Privacy Policy

1. Who We Are

VaulTag ("we", "our", "us") operates vaultag.io — a blockchain-based product authentication platform. We are committed to protecting your personal data in compliance with the UK GDPR and EU GDPR.

Contact: hello@vaultag.io

2. Data We Collect

We collect the following categories of personal data:

• Account data: Name, email address, password (hashed)
• Certification data: Product photos, brand name, product description, proof of purchase
• Payment data: Processed securely by Stripe — we do not store card details
• Usage data: Pages visited, browser type, device type, IP address (anonymised after 30 days)
• Communications: Emails you send to us

3. How We Use Your Data

• To provide certification and authentication services
• To process payments via Stripe
• To send transactional emails (certificate delivery, receipts)
• To improve our platform and detect fraud
• To comply with legal obligations

4. Legal Basis for Processing

• Contract: Processing necessary to deliver our services
• Legitimate interests: Security, fraud prevention, platform improvement
• Consent: Marketing communications (opt-in only)
• Legal obligation: Tax and financial records

5. Data Sharing

We share data only with trusted third parties necessary to deliver our service:

• Stripe — payment processing
• Supabase — secure database hosting
• Resend — transactional email delivery
• OpenAI — AI-powered product analysis (photos processed, not stored by OpenAI)
• Cloudflare — security and bot protection
• Polygon Network — public blockchain for NFT certificates

We do not sell your personal data to third parties.

6. Data Retention

• Account data: Until account deletion request
• Certificate data: Indefinitely (blockchain records are permanent)
• Payment records: 7 years (legal requirement)
• Usage logs: 30 days

7. Your Rights

Under GDPR you have the right to:

• Access your personal data
• Correct inaccurate data
• Request deletion ("right to be forgotten")
• Object to processing
• Data portability
• Withdraw consent at any time

To exercise any right, contact us at hello@vaultag.io.

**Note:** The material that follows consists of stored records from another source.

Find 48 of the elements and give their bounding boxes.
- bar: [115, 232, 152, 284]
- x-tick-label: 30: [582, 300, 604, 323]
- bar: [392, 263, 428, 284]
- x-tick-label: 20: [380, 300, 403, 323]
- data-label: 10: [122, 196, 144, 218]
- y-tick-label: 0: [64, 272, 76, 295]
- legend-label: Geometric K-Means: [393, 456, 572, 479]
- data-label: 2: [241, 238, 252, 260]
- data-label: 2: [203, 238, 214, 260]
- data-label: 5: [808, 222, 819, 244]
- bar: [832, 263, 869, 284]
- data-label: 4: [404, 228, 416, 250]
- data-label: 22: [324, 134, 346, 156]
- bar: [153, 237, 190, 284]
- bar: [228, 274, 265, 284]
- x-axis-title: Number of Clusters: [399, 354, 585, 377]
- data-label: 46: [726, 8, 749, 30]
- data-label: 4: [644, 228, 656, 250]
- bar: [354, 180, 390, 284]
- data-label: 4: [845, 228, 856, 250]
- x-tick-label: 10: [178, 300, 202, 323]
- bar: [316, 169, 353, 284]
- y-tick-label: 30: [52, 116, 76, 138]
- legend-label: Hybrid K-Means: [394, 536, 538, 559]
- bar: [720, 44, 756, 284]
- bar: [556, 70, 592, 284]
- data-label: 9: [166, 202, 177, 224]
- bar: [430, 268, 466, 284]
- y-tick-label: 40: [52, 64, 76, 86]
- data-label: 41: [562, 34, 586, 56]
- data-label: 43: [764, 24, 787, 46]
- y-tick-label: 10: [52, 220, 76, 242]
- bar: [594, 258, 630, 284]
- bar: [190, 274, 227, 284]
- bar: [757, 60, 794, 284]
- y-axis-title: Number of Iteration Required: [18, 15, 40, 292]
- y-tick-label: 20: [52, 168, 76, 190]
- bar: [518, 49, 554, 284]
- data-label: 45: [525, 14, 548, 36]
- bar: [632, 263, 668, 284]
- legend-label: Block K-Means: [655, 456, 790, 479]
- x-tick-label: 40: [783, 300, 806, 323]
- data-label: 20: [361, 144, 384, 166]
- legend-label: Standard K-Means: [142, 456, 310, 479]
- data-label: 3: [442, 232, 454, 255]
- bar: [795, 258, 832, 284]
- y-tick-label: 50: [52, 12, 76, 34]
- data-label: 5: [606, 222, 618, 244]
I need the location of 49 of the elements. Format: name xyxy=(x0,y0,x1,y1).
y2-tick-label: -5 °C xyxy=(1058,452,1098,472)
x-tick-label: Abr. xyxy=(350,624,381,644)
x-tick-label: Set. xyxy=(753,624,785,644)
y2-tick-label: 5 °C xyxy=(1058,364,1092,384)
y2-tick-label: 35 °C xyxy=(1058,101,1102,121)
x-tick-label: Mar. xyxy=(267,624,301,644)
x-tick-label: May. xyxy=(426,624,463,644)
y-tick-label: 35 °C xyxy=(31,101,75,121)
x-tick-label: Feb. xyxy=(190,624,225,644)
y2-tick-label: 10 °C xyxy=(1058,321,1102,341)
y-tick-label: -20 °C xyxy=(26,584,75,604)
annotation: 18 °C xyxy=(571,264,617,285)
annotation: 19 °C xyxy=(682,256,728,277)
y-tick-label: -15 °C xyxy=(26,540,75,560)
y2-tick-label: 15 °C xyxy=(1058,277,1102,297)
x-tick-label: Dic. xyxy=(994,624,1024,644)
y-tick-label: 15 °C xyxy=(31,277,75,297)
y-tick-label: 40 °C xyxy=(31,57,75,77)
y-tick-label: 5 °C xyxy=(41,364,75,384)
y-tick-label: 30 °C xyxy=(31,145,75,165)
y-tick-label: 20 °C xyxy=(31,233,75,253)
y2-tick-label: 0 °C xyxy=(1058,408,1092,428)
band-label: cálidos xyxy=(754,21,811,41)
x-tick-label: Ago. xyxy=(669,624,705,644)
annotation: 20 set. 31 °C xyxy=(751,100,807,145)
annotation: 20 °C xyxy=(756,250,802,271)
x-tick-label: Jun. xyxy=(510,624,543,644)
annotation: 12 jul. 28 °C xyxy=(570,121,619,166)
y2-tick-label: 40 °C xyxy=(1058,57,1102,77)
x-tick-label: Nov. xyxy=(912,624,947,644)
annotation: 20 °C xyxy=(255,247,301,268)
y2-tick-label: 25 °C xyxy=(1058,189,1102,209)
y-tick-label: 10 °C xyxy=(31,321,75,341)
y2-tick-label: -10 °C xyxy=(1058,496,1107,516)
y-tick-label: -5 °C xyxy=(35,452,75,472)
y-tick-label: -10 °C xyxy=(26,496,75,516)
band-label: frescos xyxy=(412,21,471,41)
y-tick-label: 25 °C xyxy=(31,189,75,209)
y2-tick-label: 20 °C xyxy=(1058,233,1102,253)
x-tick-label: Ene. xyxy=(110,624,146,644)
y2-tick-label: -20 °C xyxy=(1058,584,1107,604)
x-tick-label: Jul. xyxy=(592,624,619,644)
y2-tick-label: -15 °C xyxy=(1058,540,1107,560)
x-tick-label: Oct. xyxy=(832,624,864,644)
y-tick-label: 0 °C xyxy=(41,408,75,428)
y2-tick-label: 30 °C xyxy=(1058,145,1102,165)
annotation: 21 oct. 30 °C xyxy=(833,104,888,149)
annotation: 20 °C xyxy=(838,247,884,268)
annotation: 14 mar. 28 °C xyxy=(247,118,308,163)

We will respond within 30 days.

8. Cookies

We use cookies to improve your experience. See our Cookie Policy for details.

9. Security

We implement industry-standard security measures including HTTPS encryption, hashed passwords, rate limiting, and regular security audits. However, no system is 100% secure.

10. Children

Our services are not directed at children under 16. We do not knowingly collect data from minors.

11. Changes

We may update this policy. We will notify registered users of significant changes by email.